HIPAA Enforcement Rule

Guidelines for Practice Success | Managing Professional Risk | Patient Records, Charting, and Documentation Protocols

The U.S. Department of Health and Human Services’ (HHS) HIPAA Administrative Simplification Enforcement Rule contains rules on compliance, investigations, hearings, and penalties for violations. It also details the procedures and amounts for imposing civil money penalties on covered entities that violate any HIPAA Administrative Simplification requirements. HIPAA violations can be very costly and some can also make the dentist subject to criminal prosecution.
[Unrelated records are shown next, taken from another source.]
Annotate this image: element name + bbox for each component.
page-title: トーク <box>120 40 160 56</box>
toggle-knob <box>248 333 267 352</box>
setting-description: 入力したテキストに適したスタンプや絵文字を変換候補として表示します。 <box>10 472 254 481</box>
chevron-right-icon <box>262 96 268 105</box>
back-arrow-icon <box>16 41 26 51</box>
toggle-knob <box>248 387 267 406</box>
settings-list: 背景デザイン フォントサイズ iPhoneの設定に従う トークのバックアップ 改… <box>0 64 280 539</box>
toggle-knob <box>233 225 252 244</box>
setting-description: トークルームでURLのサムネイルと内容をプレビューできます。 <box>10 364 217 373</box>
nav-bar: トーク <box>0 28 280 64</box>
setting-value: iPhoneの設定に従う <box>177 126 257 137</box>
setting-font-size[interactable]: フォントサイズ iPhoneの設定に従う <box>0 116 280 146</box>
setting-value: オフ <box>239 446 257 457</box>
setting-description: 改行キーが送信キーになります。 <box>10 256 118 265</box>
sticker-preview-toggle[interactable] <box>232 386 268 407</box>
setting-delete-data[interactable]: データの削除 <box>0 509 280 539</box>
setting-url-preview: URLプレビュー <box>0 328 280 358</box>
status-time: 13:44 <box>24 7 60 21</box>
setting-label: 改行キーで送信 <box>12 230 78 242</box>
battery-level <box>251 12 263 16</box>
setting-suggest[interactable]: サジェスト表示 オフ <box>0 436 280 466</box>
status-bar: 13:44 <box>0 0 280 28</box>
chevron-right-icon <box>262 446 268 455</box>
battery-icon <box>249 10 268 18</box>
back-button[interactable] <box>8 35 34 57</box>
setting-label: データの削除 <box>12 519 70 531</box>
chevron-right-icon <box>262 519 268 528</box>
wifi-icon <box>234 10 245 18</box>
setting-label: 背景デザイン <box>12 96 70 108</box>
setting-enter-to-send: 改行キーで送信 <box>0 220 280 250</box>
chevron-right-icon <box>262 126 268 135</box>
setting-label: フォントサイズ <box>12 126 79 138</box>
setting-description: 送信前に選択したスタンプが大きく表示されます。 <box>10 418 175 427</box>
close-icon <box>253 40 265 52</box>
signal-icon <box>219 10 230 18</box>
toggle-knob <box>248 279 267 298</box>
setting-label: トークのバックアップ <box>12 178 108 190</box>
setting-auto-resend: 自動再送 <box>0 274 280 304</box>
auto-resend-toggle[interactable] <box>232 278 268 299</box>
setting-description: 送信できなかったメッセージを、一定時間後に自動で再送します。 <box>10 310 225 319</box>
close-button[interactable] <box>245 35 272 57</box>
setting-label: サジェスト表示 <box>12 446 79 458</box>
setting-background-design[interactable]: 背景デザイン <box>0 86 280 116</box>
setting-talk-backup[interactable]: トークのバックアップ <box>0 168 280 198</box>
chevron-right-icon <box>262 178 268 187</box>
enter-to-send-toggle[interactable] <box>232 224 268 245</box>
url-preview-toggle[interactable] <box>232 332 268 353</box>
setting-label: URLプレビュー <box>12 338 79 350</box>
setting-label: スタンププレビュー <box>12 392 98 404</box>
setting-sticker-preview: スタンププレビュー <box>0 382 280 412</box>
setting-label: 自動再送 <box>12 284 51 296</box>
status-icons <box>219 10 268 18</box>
HIPAA considers dental practices covered entities if they transmit electronic “covered transactions,” such as electronic claims, to dental plans. A dental practice can also become a covered entity by contracting with an outside service, such as a clearinghouse, to submit electronic covered transactions on behalf of the dental practice.

Covered dental practices must permit the federal government to access the dental office and its books, records, accounts, and other sources of information, including protected health information (PHI), that are needed to prove the practice’s compliance with HIPAA.

HIPAA investigations can be triggered by patient complaints, breach notification, news stories, or other indications of possible noncompliance. The federal government may also conduct compliance audits of covered entities even if there is no indication that the covered entity is not in compliance with HIPAA.